Comunicação por neutrinos

A comunicação por neutrinos designa a ideia de transmitir mensagens não com ondas eletromagnéticas, mas com neutrinos. O atrativo é evidente: o rádio, a luz e os cabos são fortemente atenuados pela água e detidos por rocha, metal e blindagens. Os neutrinos, não. Eles atravessam a Terra praticamente sem obstáculo.
Que esse canal exista fisicamente não é uma suposição, mas algo medido.
O experimento de 2012
No ano de 2012, um grupo de trabalho em torno de Daniel Stancil conseguiu, no Fermilab, a primeira transmissão de uma mensagem com neutrinos. A palavra neutrino foi codificada em binário, enviada com o feixe NuMI e lida com o detector MINERvA.
| Percurso | 1,035 km no total |
| dos quais rocha maciça | 240 m |
| Taxa de transmissão | 0,1 bit por segundo |
| Taxa de erro de bit | cerca de 1 % |
| Publicação | Modern Physics Letters A, 2012; arXiv:1203.2847 |
Um décimo de bit por segundo é, medido pela técnica atual, inimaginavelmente lento — para a palavra neutrino, a instalação precisou de mais de dois minutos. A montagem preenchia uma instalação de aceleração e consumia energia proporcional.

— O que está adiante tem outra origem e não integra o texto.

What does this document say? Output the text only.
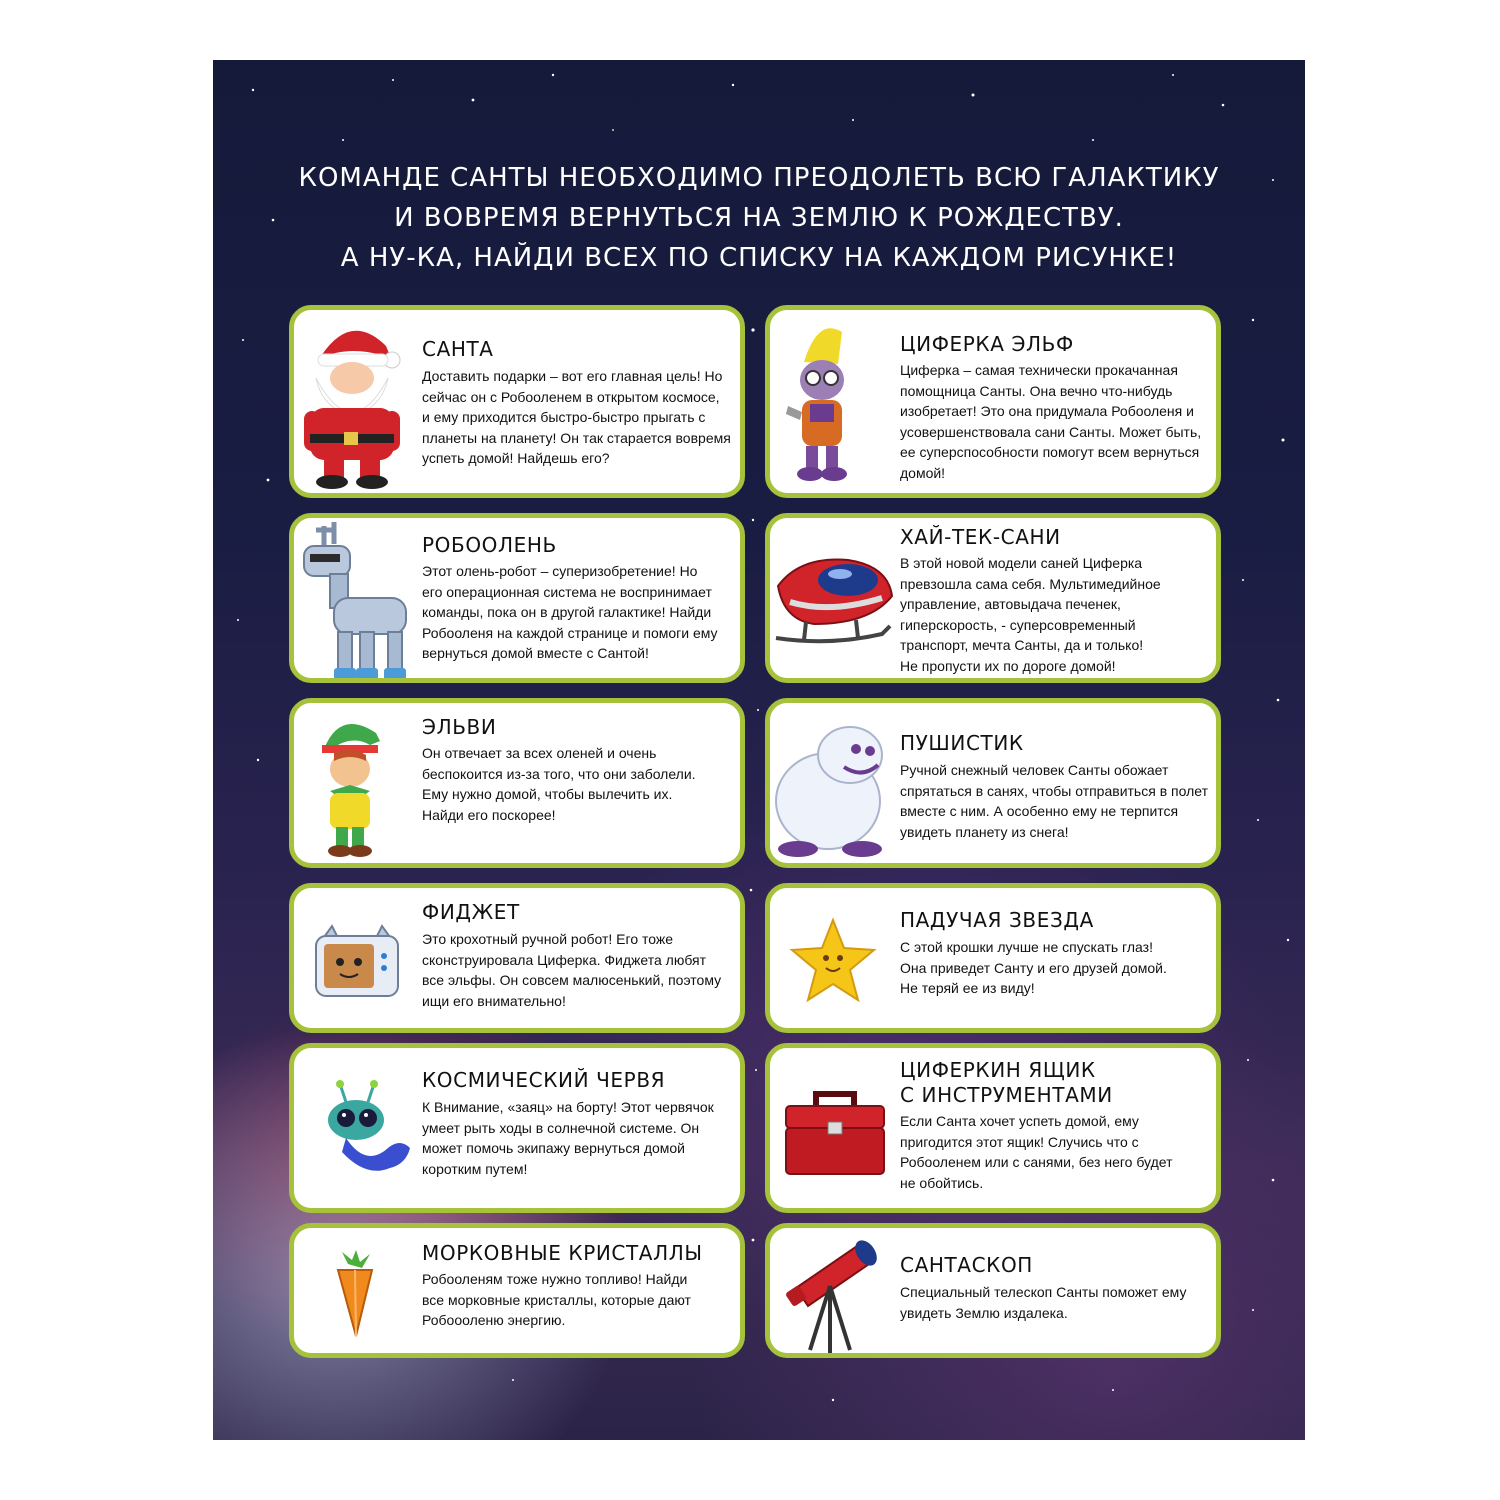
КОМАНДЕ САНТЫ НЕОБХОДИМО ПРЕОДОЛЕТЬ ВСЮ ГАЛАКТИКУ
И ВОВРЕМЯ ВЕРНУТЬСЯ НА ЗЕМЛЮ К РОЖДЕСТВУ.
А НУ-КА, НАЙДИ ВСЕХ ПО СПИСКУ НА КАЖДОМ РИСУНКЕ!
САНТА
Доставить подарки – вот его главная цель! Но
сейчас он с Робооленем в открытом космосе,
и ему приходится быстро-быстро прыгать с
планеты на планету! Он так старается вовремя
успеть домой! Найдешь его?
ЦИФЕРКА ЭЛЬФ
Циферка – самая технически прокачанная
помощница Санты. Она вечно что-нибудь
изобретает! Это она придумала Робооленя и
усовершенствовала сани Санты. Может быть,
ее суперспособности помогут всем вернуться
домой!
РОБООЛЕНЬ
Этот олень-робот – суперизобретение! Но
его операционная система не воспринимает
команды, пока он в другой галактике! Найди
Робооленя на каждой странице и помоги ему
вернуться домой вместе с Сантой!
ХАЙ-ТЕК-САНИ
В этой новой модели саней Циферка
превзошла сама себя. Мультимедийное
управление, автовыдача печенек,
гиперскорость, - суперсовременный
транспорт, мечта Санты, да и только!
Не пропусти их по дороге домой!
ЭЛЬВИ
Он отвечает за всех оленей и очень
беспокоится из-за того, что они заболели.
Ему нужно домой, чтобы вылечить их.
Найди его поскорее!
ПУШИСТИК
Ручной снежный человек Санты обожает
спрятаться в санях, чтобы отправиться в полет
вместе с ним. А особенно ему не терпится
увидеть планету из снега!
ФИДЖЕТ
Это крохотный ручной робот! Его тоже
сконструировала Циферка. Фиджета любят
все эльфы. Он совсем малюсенький, поэтому
ищи его внимательно!
ПАДУЧАЯ ЗВЕЗДА
С этой крошки лучше не спускать глаз!
Она приведет Санту и его друзей домой.
Не теряй ее из виду!
КОСМИЧЕСКИЙ ЧЕРВЯ
К Внимание, «заяц» на борту! Этот червячок
умеет рыть ходы в солнечной системе. Он
может помочь экипажу вернуться домой
коротким путем!
ЦИФЕРКИН ЯЩИК
С ИНСТРУМЕНТАМИ
Если Санта хочет успеть домой, ему
пригодится этот ящик! Случись что с
Робооленем или с санями, без него будет
не обойтись.
МОРКОВНЫЕ КРИСТАЛЛЫ
Робооленям тоже нужно топливо! Найди
все морковные кристаллы, которые дают
Робоооленю энергию.
САНТАСКОП
Специальный телескоп Санты поможет ему
увидеть Землю издалека.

E, no entanto, o resultado tem significado fundamental. Ele mostra: os neutrinos podem carregar informação. O canal não é teórico, ele foi utilizado. Tudo o mais é uma questão de engenharia, não de física.
Por que o canal é interessante
Existem lugares em que a comunicação convencional chega a seus limites, e isso não por razões de custo, mas por princípio:
- Sob a água — a água do mar atenua as ondas de rádio de tal maneira que os submarinos dependem de frequências muito baixas e de taxas de dados reduzidas.
- Na montanha — em minas profundas e túneis, toda ligação de rádio termina.
- Atrás de blindagem — construções fortemente protegidas são deliberadamente impermeáveis a sinais eletromagnéticos.
- Em longos percursos no espaço — quanto maior a distância, mais cara se torna a potência de transmissão.
Para todos esses casos, um canal que não conhece a matéria como obstáculo seria um ganho fundamental.
As tarefas em aberto
Entre o ensaio do Fermilab e um sistema utilizável há muito trabalho. Os desafios estão claramente nomeados:
Um feixe de neutrinos precisa hoje de um acelerador de partículas. Um detector com sensibilidade utilizável pesa toneladas. E a taxa de dados teria de subir em muitas ordens de grandeza. Os avanços poderiam vir de novos materiais, de métodos de detecção mais sensíveis, de melhor modulação e codificação, bem como de processamento de sinais apoiado em IA.
Uma esperança é o espalhamento coerente em núcleos atômicos (CEνNS). Como nele a seção de choque cresce com o quadrado do número de nêutrons, podem-se construir com isso detectores muito menores que antes. Em 2017, a colaboração COHERENT comprovou esse efeito pela primeira vez; em 2025 seguiu-se a comprovação em germânio e, com o experimento CONUS+ na central nuclear de Leibstadt, pela primeira vez em antineutrinos de um reator.
Relação com o Projeto 12742
O Neutrino® Energy Group apresenta a comunicação por neutrinos como Fase II de seu programa de pesquisa Projeto 12742. O grupo formula nisso com muita clareza que se trata de uma linha de pesquisa e não de um produto disponível — o ensaio do Fermilab comprovaria o canal, nada mais.
Essa separação entre o comprovado e o esperado é o que torna o tema assimilável: ela permite pensar a visão em grande e, ainda assim, nomear com precisão o estado da técnica.
Termos relacionados
- Projeto 12742 — o programa de pesquisa por trás
- CEνNS — o efeito para detectores menores
- Neutrino — a própria partícula
- Seção de choque — por que a detecção é tão difícil
Fontes
- D. D. Stancil et al.: Demonstration of Communication using Neutrinos, Modern Physics Letters A 27, 1250077 (2012); arXiv:1203.2847.
- Colaboração COHERENT: Observation of Coherent Elastic Neutrino-Nucleus Scattering, Science 357, 1123 (2017).
- Colaboração CONUS+: comprovação de CEνNS em antineutrinos de reator, Nature (2025).
- Neutrino® Energy Group: Project 12742 — The Evolution of Communication, neutrino-energy.com.